Searle extends the thought experiment by imagining a robot:
“Suppose we put a computer inside a robot, and this computer would not just take in formal symbols as input and give out formal symbols as output, but rather would actually operate the robot in such a way that the robot does something very much like perceiving, walking, moving about, hammering nails, eating, drinking—anything you like. The robot would, for example, have a television camera attached to it that enabled it to ‘see’; it would have arms and legs that enabled it to ‘act’; and all of this would be controlled by its computer ‘brain.’” (1, p. 420)
This robot may have perceptual capacities and may interact with the external world through movement, sight, and touch. However, it still does not know or understand anything. It merely follows instructions, manipulating formal symbols without assigning any meaning to them. The confusion arises when we observe machines or robots that behave and communicate in a human-like way—but do they really possess mental states?
Searle argues: no. And strictly speaking, these systems do not even perform true symbol manipulation, because the symbols used by the machine do not stand for anything—they are meaningless. As Searle succinctly puts it:
“They have only a syntax but no semantics.” (1, p. 422)

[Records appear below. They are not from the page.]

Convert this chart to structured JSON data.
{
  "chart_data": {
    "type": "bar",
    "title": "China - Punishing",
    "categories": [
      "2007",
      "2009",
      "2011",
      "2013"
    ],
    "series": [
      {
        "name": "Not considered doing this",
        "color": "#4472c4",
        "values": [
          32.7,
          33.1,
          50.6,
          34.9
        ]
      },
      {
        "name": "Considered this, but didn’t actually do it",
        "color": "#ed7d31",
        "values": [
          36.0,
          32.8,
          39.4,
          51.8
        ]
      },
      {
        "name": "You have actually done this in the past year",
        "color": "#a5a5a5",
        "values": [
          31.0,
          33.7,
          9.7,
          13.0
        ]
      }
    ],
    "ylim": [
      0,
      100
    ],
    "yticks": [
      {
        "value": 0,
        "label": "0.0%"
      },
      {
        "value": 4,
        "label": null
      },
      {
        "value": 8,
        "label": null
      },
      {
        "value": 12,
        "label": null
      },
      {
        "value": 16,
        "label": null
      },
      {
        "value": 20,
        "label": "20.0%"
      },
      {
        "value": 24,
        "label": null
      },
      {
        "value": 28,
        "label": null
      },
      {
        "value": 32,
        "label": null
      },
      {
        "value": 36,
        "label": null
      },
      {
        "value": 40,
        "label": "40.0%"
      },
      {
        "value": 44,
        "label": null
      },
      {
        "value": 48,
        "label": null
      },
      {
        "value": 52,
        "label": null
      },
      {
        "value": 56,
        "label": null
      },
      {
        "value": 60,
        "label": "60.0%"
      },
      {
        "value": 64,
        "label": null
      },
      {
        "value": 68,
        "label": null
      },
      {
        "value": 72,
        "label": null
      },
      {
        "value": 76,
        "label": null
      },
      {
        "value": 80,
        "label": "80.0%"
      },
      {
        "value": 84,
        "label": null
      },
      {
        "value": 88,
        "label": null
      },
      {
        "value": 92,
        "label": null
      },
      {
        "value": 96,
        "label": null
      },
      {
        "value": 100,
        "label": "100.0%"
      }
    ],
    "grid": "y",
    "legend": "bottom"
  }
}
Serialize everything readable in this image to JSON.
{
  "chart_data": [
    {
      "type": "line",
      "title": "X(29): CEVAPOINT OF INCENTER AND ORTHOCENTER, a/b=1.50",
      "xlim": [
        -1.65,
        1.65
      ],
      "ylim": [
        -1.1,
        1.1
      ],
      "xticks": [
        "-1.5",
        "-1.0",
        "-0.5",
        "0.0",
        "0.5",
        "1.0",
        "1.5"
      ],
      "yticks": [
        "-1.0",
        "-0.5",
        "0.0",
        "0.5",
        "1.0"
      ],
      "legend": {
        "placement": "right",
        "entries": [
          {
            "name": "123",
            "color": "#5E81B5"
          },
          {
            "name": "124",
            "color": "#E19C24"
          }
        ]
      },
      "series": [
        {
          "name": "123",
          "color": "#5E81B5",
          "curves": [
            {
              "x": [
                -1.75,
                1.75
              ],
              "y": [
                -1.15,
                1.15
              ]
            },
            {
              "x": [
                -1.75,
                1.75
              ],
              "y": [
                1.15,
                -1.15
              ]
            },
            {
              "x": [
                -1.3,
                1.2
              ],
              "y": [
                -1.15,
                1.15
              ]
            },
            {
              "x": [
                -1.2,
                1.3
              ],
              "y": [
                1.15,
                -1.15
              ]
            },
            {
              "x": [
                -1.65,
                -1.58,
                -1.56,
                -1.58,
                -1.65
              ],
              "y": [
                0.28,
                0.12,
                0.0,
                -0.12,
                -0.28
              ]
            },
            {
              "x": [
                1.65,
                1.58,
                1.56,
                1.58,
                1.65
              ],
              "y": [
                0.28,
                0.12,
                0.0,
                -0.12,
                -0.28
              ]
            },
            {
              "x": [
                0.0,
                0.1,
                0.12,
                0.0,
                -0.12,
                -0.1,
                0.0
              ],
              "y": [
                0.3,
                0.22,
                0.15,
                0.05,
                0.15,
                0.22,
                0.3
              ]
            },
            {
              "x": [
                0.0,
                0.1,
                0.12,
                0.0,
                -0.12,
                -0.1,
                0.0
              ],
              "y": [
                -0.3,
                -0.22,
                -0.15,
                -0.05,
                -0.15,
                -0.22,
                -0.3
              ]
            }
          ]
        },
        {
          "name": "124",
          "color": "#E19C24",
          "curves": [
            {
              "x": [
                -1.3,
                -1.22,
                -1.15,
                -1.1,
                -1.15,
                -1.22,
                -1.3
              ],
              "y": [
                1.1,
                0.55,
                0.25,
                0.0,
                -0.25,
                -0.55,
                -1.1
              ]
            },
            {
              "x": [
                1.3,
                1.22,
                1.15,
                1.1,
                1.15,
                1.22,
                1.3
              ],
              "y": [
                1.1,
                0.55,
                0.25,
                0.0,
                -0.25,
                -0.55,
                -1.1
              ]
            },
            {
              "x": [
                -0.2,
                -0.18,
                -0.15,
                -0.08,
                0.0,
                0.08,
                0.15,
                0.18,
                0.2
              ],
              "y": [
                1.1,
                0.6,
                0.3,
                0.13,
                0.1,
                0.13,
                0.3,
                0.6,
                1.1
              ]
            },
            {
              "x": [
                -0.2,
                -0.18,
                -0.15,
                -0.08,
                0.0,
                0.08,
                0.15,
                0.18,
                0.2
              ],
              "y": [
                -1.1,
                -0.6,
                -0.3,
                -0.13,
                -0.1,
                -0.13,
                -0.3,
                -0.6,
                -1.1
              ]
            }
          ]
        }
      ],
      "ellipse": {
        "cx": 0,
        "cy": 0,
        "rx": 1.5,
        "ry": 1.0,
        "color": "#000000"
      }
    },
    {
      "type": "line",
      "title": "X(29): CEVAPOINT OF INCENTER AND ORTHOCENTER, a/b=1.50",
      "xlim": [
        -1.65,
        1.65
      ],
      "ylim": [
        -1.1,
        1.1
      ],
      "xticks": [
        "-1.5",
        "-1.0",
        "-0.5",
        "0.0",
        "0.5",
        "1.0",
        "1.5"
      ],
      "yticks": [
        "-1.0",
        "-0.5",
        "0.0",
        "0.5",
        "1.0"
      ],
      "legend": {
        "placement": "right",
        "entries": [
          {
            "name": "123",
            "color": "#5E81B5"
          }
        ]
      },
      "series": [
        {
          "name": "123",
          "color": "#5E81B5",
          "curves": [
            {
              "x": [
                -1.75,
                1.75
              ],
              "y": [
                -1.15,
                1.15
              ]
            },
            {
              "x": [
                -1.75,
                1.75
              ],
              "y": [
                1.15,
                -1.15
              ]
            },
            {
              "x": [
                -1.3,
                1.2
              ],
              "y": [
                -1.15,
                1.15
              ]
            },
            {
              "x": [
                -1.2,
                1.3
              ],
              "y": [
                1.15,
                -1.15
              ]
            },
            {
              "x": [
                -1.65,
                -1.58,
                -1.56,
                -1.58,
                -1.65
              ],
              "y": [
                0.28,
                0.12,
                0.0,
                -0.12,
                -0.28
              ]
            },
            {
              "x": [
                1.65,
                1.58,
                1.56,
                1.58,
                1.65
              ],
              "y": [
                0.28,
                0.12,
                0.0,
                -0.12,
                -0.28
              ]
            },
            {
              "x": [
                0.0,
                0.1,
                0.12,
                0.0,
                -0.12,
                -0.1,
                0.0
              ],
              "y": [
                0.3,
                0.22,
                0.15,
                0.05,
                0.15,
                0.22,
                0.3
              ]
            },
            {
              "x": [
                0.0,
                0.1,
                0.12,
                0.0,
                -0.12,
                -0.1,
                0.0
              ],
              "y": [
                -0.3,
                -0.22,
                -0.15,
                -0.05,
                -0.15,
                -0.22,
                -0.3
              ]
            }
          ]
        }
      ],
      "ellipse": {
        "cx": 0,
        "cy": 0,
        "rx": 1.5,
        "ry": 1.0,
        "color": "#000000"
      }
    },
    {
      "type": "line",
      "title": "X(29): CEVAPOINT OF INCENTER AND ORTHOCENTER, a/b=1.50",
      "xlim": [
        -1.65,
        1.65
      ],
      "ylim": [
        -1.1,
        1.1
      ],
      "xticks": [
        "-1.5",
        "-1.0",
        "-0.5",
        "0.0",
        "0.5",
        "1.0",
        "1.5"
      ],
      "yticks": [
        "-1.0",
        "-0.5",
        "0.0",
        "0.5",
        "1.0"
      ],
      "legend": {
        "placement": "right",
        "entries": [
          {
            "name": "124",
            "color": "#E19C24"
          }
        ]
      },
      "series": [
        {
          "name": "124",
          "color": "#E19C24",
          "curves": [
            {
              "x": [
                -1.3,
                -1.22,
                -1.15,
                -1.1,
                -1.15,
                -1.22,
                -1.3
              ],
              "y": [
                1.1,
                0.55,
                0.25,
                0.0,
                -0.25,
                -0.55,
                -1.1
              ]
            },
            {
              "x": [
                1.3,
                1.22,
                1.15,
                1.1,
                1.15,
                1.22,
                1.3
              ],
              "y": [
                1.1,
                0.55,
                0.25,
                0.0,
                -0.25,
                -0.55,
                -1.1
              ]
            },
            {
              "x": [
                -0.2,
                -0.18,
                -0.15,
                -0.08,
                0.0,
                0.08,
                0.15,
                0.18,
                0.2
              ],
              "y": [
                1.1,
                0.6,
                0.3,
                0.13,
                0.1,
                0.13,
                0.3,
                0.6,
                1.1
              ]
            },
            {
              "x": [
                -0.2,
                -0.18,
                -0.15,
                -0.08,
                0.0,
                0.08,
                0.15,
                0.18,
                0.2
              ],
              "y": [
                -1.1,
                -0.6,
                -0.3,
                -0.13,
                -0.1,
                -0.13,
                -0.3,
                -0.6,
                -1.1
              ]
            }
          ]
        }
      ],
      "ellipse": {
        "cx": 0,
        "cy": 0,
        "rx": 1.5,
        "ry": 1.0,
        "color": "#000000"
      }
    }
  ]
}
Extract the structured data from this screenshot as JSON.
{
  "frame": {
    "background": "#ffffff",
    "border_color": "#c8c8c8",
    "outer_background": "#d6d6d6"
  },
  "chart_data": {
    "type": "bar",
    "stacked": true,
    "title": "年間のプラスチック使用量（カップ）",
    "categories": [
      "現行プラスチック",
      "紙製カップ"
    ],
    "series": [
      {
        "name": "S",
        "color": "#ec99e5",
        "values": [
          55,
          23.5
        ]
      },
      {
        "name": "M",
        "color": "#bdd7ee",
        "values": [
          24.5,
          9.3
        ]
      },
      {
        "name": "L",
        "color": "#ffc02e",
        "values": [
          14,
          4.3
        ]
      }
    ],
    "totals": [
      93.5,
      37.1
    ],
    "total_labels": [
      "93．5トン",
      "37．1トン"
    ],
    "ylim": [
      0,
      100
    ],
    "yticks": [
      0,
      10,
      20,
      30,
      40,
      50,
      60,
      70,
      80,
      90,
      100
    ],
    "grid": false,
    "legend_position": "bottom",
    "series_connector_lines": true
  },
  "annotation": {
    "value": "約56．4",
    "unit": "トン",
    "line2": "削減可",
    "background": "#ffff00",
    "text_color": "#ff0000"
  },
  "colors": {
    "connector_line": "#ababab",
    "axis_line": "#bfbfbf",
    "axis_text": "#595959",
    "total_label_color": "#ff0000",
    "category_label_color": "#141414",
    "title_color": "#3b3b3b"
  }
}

Searle’s answer to the question of whether machines can produce mental phenomena is clearly negative. However, with the development of large language models (LLMs), this answer becomes more complex.
While LLMs are, in one sense, still “stochastic parrots”—to use Melanie Mitchell’s term—they operate on a scale and depth that complicates Searle’s analysis. These models are built from simple statistical operations, but through their vast parameter space and recursive architecture, something unexpected occurs: the emergence of new qualities that cannot be found in any single component.
As Mitchell writes:
“Complex Systems science—especially the study of dynamics and chaos—have shown that complex behavior and unpredictability can arise in a system even if the underlying rules are extremely simple and completely deterministic. […] The study of complexity has shown that when a system’s components have the right kind of interactions, its global behavior—the system’s capacity to process information, to make decisions, to evolve and learn—can be powerfully different from that of its individual components.” (4)
This opens a philosophical space for rethinking what it means for a machine to “understand,” even in the absence of classical intentionality. While Searle may have successfully dismantled the idea of computers as minds in his time, LLMs suggest we now face a different kind of question: can understanding emerge from a system that is, at its core, a statistical structure—but whose complexity gives rise to behaviors that appear thoughtful, responsive, and even creative?
Bibliography
- Searle, J. R. (1980). Minds, Brains, and Programs. Behavioral and Brain Sciences, 3(3), 417–457.
- Chalmers, D. J. (2023). Could a Large Language Model Be Conscious? Boston Review. https://www.bostonreview.net/articles/could-a-large-language-model-be-conscious/
- Chalmers, D. J. (2022). Reality+: Virtual Worlds and the Problems of Philosophy. W. W. Norton & Company.
- Mitchell, M. (2009). Complexity: A Guided Tour. Oxford University Press.
- Mitchell, M. (2019). Artificial Intelligence: A Guide for Thinking Humans. Farrar, Straus and Giroux.
- Boden, M. A. (2006). Mind as Machine: A History of Cognitive Science (2 vols.). Oxford University Press.